Sejumlah catatan soal optimalisasi konsep wakaf produktif dalam UU Wakaf diajukan oleh Farida. Antara lain edukasi masyarakat, persiapan nazhir yang profesional, dan melengkapi berbagai regulasi yang menunjang.

Mengenang Prof. Uswatun Hasanah

Disertasi berjudul “Peranan Wakaf dalam Mewujudkan Kesejahteraan Sosial : Studi Kasus Pengelolaan Wakaf di Jakarta Selatan” karya Uswatun Hasanah di tahun 1997 bisa dikatakan sebagai babak awal konsep wakaf produktif di Indonesia. Sebelumnya, tak ada yang menduga bahwa wakaf memiliki nilai komersial yang bisa terus berlipat ganda nilainya di dunia. Pemikiran kala itu melihat wakaf sekadar ritual amal ibadah untuk mendapatkan pahala.

Studi Uswatun Hasanah telah melakukan reinterpretasi untuk mengembangkan wakaf sebagai instrumen kesejahteraan dan keadilan sosial. Bahkan, wakaf bisa berguna sebagai penguat civil society, demokrasi, dan kebangsaan. Manfaat wakaf boleh dibagi pada umat manusia seluas mungkin. Konsep inilah yang mencerminkan nilai universalitas Islam untuk menjadi rahmat bagi alam semesta.
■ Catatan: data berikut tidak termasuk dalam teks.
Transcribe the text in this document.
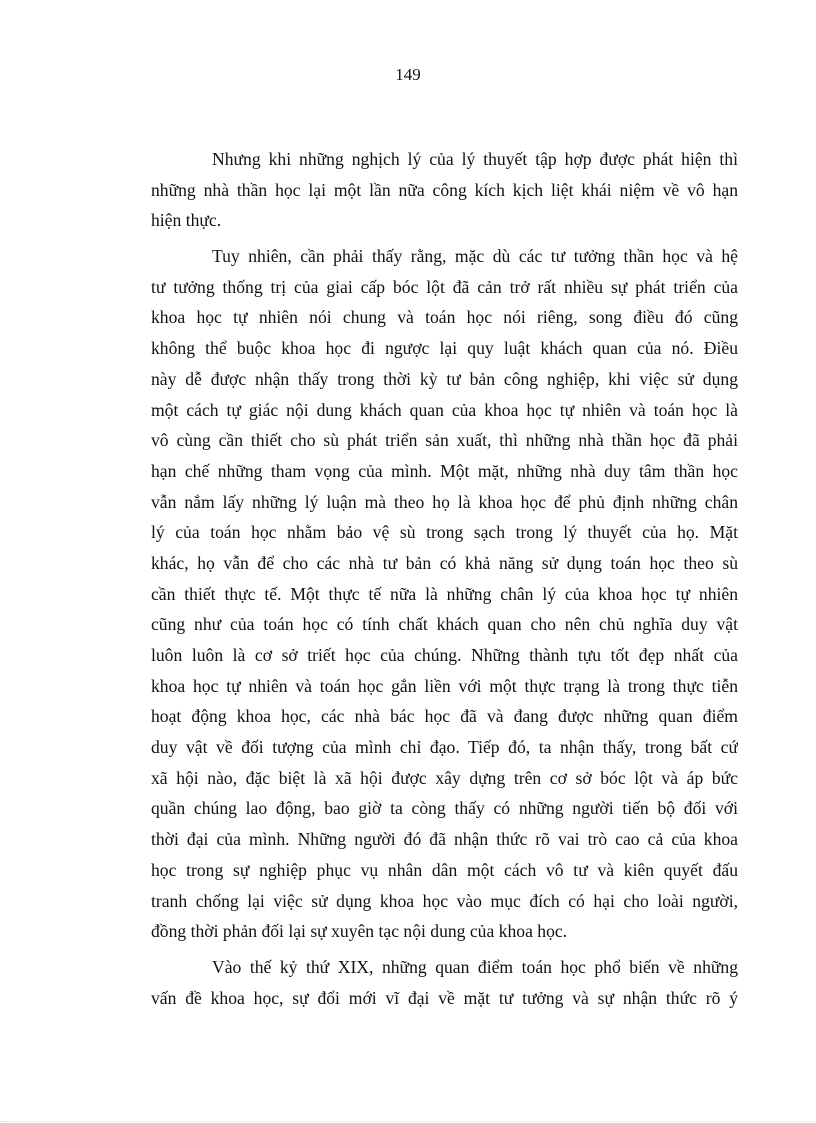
149

Nhưng khi những nghịch lý của lý thuyết tập hợp được phát hiện thì
những nhà thần học lại một lần nữa công kích kịch liệt khái niệm về vô hạn
hiện thực.

Tuy nhiên, cần phải thấy rằng, mặc dù các tư tưởng thần học và hệ
tư tưởng thống trị của giai cấp bóc lột đã cản trở rất nhiều sự phát triển của
khoa học tự nhiên nói chung và toán học nói riêng, song điều đó cũng
không thể buộc khoa học đi ngược lại quy luật khách quan của nó. Điều
này dễ được nhận thấy trong thời kỳ tư bản công nghiệp, khi việc sử dụng
một cách tự giác nội dung khách quan của khoa học tự nhiên và toán học là
vô cùng cần thiết cho sù phát triển sản xuất, thì những nhà thần học đã phải
hạn chế những tham vọng của mình. Một mặt, những nhà duy tâm thần học
vẫn nắm lấy những lý luận mà theo họ là khoa học để phủ định những chân
lý của toán học nhằm bảo vệ sù trong sạch trong lý thuyết của họ. Mặt
khác, họ vẫn để cho các nhà tư bản có khả năng sử dụng toán học theo sù
cần thiết thực tế. Một thực tế nữa là những chân lý của khoa học tự nhiên
cũng như của toán học có tính chất khách quan cho nên chủ nghĩa duy vật
luôn luôn là cơ sở triết học của chúng. Những thành tựu tốt đẹp nhất của
khoa học tự nhiên và toán học gắn liền với một thực trạng là trong thực tiễn
hoạt động khoa học, các nhà bác học đã và đang được những quan điểm
duy vật về đối tượng của mình chỉ đạo. Tiếp đó, ta nhận thấy, trong bất cứ
xã hội nào, đặc biệt là xã hội được xây dựng trên cơ sở bóc lột và áp bức
quần chúng lao động, bao giờ ta còng thấy có những người tiến bộ đối với
thời đại của mình. Những người đó đã nhận thức rõ vai trò cao cả của khoa
học trong sự nghiệp phục vụ nhân dân một cách vô tư và kiên quyết đấu
tranh chống lại việc sử dụng khoa học vào mục đích có hại cho loài người,
đồng thời phản đối lại sự xuyên tạc nội dung của khoa học.

Vào thế kỷ thứ XIX, những quan điểm toán học phổ biến về những
vấn đề khoa học, sự đổi mới vĩ đại về mặt tư tưởng và sự nhận thức rõ ý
Lahir di Yogyakarta (Sleman) pada 19 November 1955, Uswatun Hasanah menempuh pendidikan keislaman sejak kecil. Alumni sekolah kader Muhammadiyah ini meraih gelar sarjana hingga doktor di Institut Agama Islam Negeri. Ketekunan menjadi asisten Guru Besar Hukum Islam FHUI Prof.M.Daud Ali membuat takdir Uswatun mengikuti jejak gurunya tersebut.

Tak ada yang menduga bahwa satu-satunya Guru Besar Hukum Islam di FHUI itu wafat mendadak karena sakitnya. Prof.Uswatun Hasanah meninggal dunia pada Sabtu, 6 April 2019 lalu pada usia 63 tahun. Kepala LKIHI FHUI, Heru Susetyo, mengatakan bahwa penyelenggaraaan diskusi publik  bertema ‘Peluang dan Tantangan Wakaf di Era 4.0’ sebagai salah satu wujud penghargaan pada kiprah Uswatun Hasanah terutama dalam bidang hukum wakaf.

Setelah kepergian Prof. Uswatun, ilmu yang telah ia ajarkan terus berkembang dan dikembangkan murid-muridnya. Pada 22 April 2009, ketika menyampaikan pidato pengukuhan guru besarnya, Uswatun menaruh harap untuk meneruskan warisan para pejuang, khususnya kaum perempuan. “Mudah-mudahan kita, khususnya kaum perempuan, dapat meneruskan perjuangan dan cita-cita mereka (tokoh-tokoh perempuan—red),” ujarnya.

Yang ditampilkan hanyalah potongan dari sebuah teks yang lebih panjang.